Last week, four-time Danish World Champion freediver and “Breatheology” innovator Stig Severinsen achieved a new Guinness World Record by swimming 500 feet (152.4 meters) underwater below one-meter-thick ice on a single breath of air.
In the midst of a crush of media responsibilities following his record-breaking swim, Severinsen graciously answered email questions from DeeperBlue.com about the event, his training leading up to the attempt, and the logistical nightmare of conducting dive operations in an extreme environment:
DeeperBlue.com: How did the swim feel? Did you experience any numbness at any point?
STIG SEVERINSEN: “The swim felt quite good but was not easy since I had been doing a test dive just before and all equipment was deeply frozen . . . mask, boots etc . . . and in minus 15 degrees centigrade you also quickly get cold in a wet wetsuit! But I decided to give it a try since a big storm was moving in, so we were all under a lot of pressure.
“(Sidenote: It is extremely complicated to travel to East Greenland and very expensive; first over Iceland, then a small charter plane, then a helicopter, then snow Skidoos and dog sleds, so there was no “second chance”.)
“Since I keep my eyes closed most of the time, I don’t see much, but I was diving in one of the most amazing places on our Planet! Breathtakingly beautiful.
“The shock your face feels whilst hitting the freezing water and the numbness is just part of it; it is quite easy for me to block that out!”
DB: How long did it take for your team to saw through the ice and set the cables that you were attached to during your swim/dive?
“SS: It took 3 days to get the course set up. It was near to impossible to get through the 3-feet thick ice . . . it was so compressed and dense. The locals from the nearby town of Tasiilaq did an epic effort and without them this project could never have been realized. About 50 volunteers worked their butts off in these harsh conditions, with ice picks (long special ice picks the hunters use to “probe” the ice for safety when walking over it), chainsaws and even a jack-hammer.
“The main challenge (after actually getting through the ice!) was to remove it all. For safety reasons, we could not push the pieces under the ice — it could block the holes, block the course or cut the suit to pieces like a razor blade). Also we could not simply push it under the ice because it was so thick.
“And we could not cut through the ice — to the water in the lake beneath — because it would flood the holes and prevent further cutting.
“So we had to invent a brand new icehole cutting technique!
“With that we cut, hacked, jackhammered down till only a thin ice cap remained. Then we cut through and with the water shooting up like a geiser we worked quickly to cut it all loose. There was a real risk that the piece we we standing on could be flipped over or cracked, so it was quite dangerous and stressful.”
DB: How many support divers did you have?
“SS: Support team of four divers. One safety freediver and three on Scuba. We also used a scooter to follow me, but encountered various problems with that. It was so cold that the gears froze up and it was hardly fast enough to follow me. The cameras also froze up just minutes before my dive so I actually was fiddling with a camera 45 seconds before I started the dive. Those were the conditions — we just all had to work extra hard to get this done!
“Also, about 4 minutes before my dive started one safety divers had a free flow (frozen) regulator and problems with the air supply to his drysuit, so he blew up like a balloon and got stuck for a while pushed up against the ice roof.

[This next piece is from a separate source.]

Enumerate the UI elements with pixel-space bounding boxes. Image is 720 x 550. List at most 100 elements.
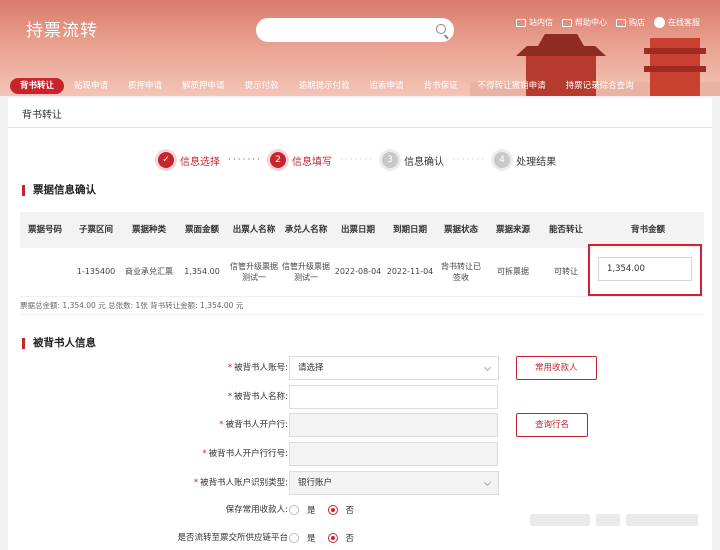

“It was also getting dark (sun going behind a mountain) so all in all very stressful. Apart from a lot of obvious dangers from diving under thick ice, there were also things we could not have predicted. As an example: the safety rope that my 2-meter-long, custom-made Breatheology lanyard was attached to FROZE into the ice roof, and also the extra safety hole froze over in minutes because of the extreme temperatures. So having alert safety divers was VITAL in this dive record attempt.”
DB: How long did you train for this? What did that training involve (aside from the breathing exercises)? Was there any specific cold-water training you did? If so, what was it?
“SS: My mental preparation started long ago when we started to draft the first contract for this Discovery Channel series. After Christmas 2012 I started to swim in frozen/cold water in my Viking club (in Denmark we call it Polar or Winter swimming), so longer and longer swims and dives under slush ice. I also participated in Assikala on the Rocks in Finland – a great and friendly competition run by Antero north of Helsinki.
“Also my breathing and fitness routines change a bit — same with my diet, and I worked closely with a famous coach in Denmark — Umahro Cadogan — who works with diet and Functional Medicine.
“I also had a lot of DNA tests and blood/urine samples done by a pro team (Nordic Clinic in Copenhagen) and besides that worked closely with various scientists. All this and more to unravel what goes on in the human body under extreme conditions. Hopefully to inspire and educate people who watch the programs on Discovery Channel.”
Many thanks to Stig Severinsen for sharing his record-setting experience with DeeperBlue.com.
“The Man Who Does Not Breathe” airs in Denmark on the Discovery Channel on October 20th at 10pm. No word yet on when it will air in North America.